At noon, we arrive at the ring-fenced swimming area at the Serpentine in Hyde Park. The swimmers, by now inured to the ritual humiliation of walking through public spaces dressed only in intimate apparel, have a new challenge: how to keep their mouths closed for 70m while swimming across a boating lake, while simultaneously avoiding the surly geese. Not everyone meets the challenge. After a thrash across the moss green course, there is a dash for the solitary outdoor shower to expunge the feathers and goose poo from our shivering torsos. Afterwards, Sharrocks explains why she dragged us all out of bed for this punishment. "We're doing this for the dream of swimming London," says the artist. "And we're doing this for broader access to live art. And we're doing this for greater access to water in London. I've really loved how everyone's trepidation at the start dissipated as soon as we got into the swim, and there is this great sense of freedom."

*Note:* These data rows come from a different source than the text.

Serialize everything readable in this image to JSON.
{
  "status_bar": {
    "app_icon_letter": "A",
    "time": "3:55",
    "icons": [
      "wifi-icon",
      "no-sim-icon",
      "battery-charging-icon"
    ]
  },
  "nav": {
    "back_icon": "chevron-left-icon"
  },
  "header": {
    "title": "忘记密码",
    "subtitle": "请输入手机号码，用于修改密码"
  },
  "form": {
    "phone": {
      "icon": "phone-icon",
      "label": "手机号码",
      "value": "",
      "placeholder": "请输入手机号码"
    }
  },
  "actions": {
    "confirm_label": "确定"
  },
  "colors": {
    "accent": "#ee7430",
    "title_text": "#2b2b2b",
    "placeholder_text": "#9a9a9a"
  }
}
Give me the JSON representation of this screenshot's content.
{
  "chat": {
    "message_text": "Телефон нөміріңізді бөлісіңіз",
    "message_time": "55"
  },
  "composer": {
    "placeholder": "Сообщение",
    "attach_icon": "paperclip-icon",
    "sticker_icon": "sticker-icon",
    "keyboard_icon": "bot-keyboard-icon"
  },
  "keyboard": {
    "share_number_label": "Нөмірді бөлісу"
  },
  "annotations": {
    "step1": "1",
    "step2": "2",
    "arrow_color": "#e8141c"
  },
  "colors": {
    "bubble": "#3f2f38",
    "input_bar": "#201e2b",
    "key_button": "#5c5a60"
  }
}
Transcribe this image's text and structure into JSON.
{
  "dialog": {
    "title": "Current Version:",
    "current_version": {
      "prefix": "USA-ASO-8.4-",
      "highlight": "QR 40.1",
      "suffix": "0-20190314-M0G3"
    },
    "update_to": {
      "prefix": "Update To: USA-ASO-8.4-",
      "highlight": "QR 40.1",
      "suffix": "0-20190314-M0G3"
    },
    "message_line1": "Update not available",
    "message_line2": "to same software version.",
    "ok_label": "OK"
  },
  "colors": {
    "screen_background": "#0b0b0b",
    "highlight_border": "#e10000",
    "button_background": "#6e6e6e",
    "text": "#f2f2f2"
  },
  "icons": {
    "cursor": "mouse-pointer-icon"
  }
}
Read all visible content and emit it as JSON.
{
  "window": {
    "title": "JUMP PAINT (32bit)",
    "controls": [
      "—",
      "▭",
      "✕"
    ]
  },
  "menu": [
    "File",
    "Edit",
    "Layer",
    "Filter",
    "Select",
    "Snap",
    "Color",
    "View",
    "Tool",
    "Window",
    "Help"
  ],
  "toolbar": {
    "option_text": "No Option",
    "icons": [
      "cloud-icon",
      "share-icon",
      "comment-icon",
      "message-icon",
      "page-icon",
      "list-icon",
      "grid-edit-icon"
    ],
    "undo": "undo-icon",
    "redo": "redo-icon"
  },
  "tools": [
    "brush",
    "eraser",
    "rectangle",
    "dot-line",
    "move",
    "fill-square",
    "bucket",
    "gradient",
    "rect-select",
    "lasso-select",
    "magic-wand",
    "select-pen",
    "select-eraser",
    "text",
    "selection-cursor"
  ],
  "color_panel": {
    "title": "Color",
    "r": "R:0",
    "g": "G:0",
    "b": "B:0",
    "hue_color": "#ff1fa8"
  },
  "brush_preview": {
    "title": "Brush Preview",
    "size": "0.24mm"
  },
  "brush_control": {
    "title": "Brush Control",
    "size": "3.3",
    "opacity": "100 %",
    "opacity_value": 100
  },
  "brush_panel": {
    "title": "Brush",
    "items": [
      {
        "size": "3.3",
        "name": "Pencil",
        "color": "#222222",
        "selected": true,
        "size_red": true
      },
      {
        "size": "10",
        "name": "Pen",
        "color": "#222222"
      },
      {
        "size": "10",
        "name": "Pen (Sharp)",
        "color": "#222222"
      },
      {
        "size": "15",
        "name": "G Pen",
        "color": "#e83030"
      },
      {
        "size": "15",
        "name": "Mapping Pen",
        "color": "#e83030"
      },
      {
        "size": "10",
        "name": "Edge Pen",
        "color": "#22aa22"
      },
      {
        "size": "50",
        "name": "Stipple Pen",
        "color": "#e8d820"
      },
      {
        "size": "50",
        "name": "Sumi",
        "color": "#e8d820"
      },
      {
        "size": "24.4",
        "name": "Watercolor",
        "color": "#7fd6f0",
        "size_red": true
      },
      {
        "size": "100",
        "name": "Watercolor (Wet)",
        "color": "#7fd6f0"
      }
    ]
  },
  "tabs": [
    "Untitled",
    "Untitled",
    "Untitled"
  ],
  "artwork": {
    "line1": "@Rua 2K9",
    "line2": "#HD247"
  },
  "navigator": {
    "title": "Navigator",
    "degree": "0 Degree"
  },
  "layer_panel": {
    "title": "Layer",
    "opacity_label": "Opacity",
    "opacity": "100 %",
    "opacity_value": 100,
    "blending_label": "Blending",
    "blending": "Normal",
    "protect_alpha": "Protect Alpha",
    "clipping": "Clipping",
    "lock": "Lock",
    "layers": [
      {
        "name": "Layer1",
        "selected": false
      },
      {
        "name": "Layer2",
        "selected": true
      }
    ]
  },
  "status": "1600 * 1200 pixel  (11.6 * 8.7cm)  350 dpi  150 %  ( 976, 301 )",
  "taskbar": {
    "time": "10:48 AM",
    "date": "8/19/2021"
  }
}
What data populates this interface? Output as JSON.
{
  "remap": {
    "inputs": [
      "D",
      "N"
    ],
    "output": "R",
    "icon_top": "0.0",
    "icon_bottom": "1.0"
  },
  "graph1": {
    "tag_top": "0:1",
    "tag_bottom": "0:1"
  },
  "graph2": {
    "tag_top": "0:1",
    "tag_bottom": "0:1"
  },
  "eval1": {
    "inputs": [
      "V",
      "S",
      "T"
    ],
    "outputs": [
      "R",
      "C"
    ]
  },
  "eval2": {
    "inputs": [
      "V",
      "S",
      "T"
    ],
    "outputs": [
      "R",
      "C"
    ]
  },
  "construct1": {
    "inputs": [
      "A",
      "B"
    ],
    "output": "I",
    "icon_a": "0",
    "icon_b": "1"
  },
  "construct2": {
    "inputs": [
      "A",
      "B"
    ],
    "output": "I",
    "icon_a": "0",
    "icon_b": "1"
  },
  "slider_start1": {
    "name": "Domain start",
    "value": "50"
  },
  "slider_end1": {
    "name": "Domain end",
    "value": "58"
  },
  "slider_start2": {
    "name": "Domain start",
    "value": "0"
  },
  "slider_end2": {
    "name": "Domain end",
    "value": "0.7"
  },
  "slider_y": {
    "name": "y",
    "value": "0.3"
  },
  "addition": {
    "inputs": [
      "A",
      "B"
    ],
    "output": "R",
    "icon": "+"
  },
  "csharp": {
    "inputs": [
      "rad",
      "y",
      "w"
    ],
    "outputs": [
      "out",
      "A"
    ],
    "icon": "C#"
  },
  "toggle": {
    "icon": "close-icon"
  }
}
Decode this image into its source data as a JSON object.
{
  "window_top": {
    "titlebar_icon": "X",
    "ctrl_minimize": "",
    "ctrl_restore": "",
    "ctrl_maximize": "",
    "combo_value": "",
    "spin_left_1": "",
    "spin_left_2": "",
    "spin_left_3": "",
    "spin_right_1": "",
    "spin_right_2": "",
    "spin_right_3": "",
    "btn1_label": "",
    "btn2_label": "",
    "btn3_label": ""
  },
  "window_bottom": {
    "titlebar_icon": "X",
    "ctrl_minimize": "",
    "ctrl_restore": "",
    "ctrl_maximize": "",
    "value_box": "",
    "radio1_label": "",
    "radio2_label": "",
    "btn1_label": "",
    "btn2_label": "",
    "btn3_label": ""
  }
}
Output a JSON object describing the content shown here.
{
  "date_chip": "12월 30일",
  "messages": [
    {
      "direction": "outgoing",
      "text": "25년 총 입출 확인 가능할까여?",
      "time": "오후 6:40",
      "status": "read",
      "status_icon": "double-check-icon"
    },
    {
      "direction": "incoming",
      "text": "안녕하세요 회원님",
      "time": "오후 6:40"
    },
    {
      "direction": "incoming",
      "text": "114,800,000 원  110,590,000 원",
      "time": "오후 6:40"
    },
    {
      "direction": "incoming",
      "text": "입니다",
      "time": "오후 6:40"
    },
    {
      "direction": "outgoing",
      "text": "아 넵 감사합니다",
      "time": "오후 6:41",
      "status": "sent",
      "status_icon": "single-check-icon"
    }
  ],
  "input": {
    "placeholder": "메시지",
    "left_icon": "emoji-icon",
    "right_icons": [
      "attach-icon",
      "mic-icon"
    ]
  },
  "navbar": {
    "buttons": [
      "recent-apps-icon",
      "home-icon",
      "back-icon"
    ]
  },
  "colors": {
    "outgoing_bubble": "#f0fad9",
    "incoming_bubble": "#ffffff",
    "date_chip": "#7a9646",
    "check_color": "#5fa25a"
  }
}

The great sense of freedom soon melds into a great sense of lethargy, as sugar levels wane in the post-lunch period. We are now knocking out lengths of small, indoor pools, and the romance of the early, outdoor adventures has all but disappeared. We swim the Seymour Leisure Centre in Marylebone, the Portchester Centre in Bayswater, and the Jubilee Centre off the Harrow Road.

Sometimes, we stop when there are no pools. In Little Venice, the stern Irish project manager tells us we must leave the bus, just for a run along the side of the canal. We comply, but, with no designated swimming area, the trip is pointless. In a bid to infuse the jog with meaning, some decide to swim the canal. Led by Waldman, who has form with this sort of behaviour, half a dozen of the braver swimmers jump in, to discover, "six feet of dirty water, and six feet of shit." The canal-jumpers are told to take a thorough shower before their next swim.

The sequence of indoor, chlorinated baths is next interrupted in St. John's Wood, where, having just passed Lord's cricket ground, we find ourselves at a plush looking block of flats. We troop round the back of the apartments and find a swimming pool that could comfortably double as a foot-bath. Somehow, all 50 swimmers crowd in, do handstands, whoop and holler, and then leave for the bus. It's another odd punctuation mark in an odd afternoon.

Luckily, it's the last bum note. As the sun comes out in the late afternoon we swim at Parliament Hill Lido, with its gleaming stainless steel refit, and the mossy, endangered Hampstead Heath Ponds. At the conclusion of the last swim, the overwhelming sensation is elation: not that we have overcome a mighty obstacle, but that we have contributed to an unrepeatable event. Was it art? Who knows. But we do know the answer when somebody shouts: "Anyone want another crack at Tooting?"